Candidati ideali ad interpretare i bestioni della prima pellicola sono però due dinosauri dal nome sconosciuti ai più; l’austroraptor e lo utahraptor: quelli sì che erano veramente terrificanti.
 
LA CADUTA DEL METEORITE HA IMMEDIATAMENTE UCCISO I DINOSAURI
 
Ancora oggi non siamo del tutto certi sulle cause che hanno portato all’estinzione dei dinosauri: l’ipotesi maggiormente condivisa è che si sia trattato dell’impatto di un meteorite. Con ciò molti sono convinti che sia bastato la sola esplosione causata dal meteorite a cancellare dalla terra ogni specie di dinosauro vivente.

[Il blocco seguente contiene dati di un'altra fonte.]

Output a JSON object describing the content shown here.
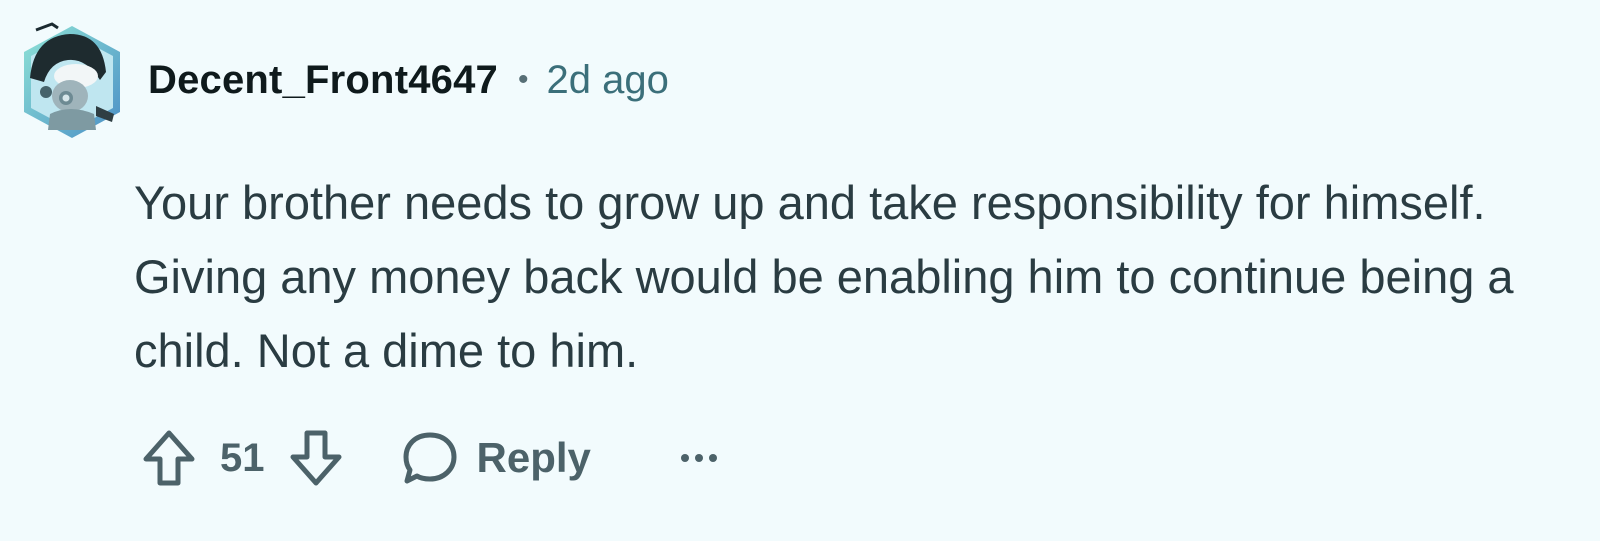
{
  "comment": {
    "author": "Decent_Front4647",
    "separator": "•",
    "timestamp": "2d ago",
    "body": "Your brother needs to grow up and take responsibility for himself. Giving any money back would be enabling him to continue being a child. Not a dime to him."
  },
  "actions": {
    "upvote_icon": "arrow-up-icon",
    "score": "51",
    "downvote_icon": "arrow-down-icon",
    "reply_icon": "speech-bubble-icon",
    "reply_label": "Reply",
    "more_icon": "ellipsis-icon"
  },
  "colors": {
    "background": "#f2fbfd",
    "username": "#0f1a1c",
    "timestamp": "#3b6f7a",
    "body": "#2a3c42",
    "actions": "#4c6269"
  }
}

Al contrario gli studiosi pensano che l’estinzione sia stata rapida, ma non immediata: l’impatto del meteorite causò tsunami e terremoti che quasi certamente causarono la scomparsa di molte specie viventi, ma questo non fu che l’inizio della catastrofe.
 
Il meteorite, schiantandosi al suolo, avrebbe sollevato una nube di pulviscolo che avrebbe avvolto l’intera atmosfera terrestre. Da qui è relativamente semplice capire come siano andate le cose: moltissimi animali sono morti a causa delle gravi alterazioni climatiche; inoltre l’assenza di luce ha reso ulteriormente più difficile ai carnivori procurarsi del cibo tramite la caccia. Ed ancora, il buio perenne ha impedito ai vegetali di effettuare la fotosintesi, privando così gli erbivori della loro unica fonte di nutrimento. Gli esperti hanno potuto ipotizzare senza troppe riserve che gli animali più grossi siano stati i primi a scomparire, a causa del loro enorme fabbisogno di cibo. L’assenza di predatori e i moderati bisogni alimentari hanno invece favorito il proliferare dei piccoli mammiferi e dei volatili da cui deriverà l’odierna fauna terrestre.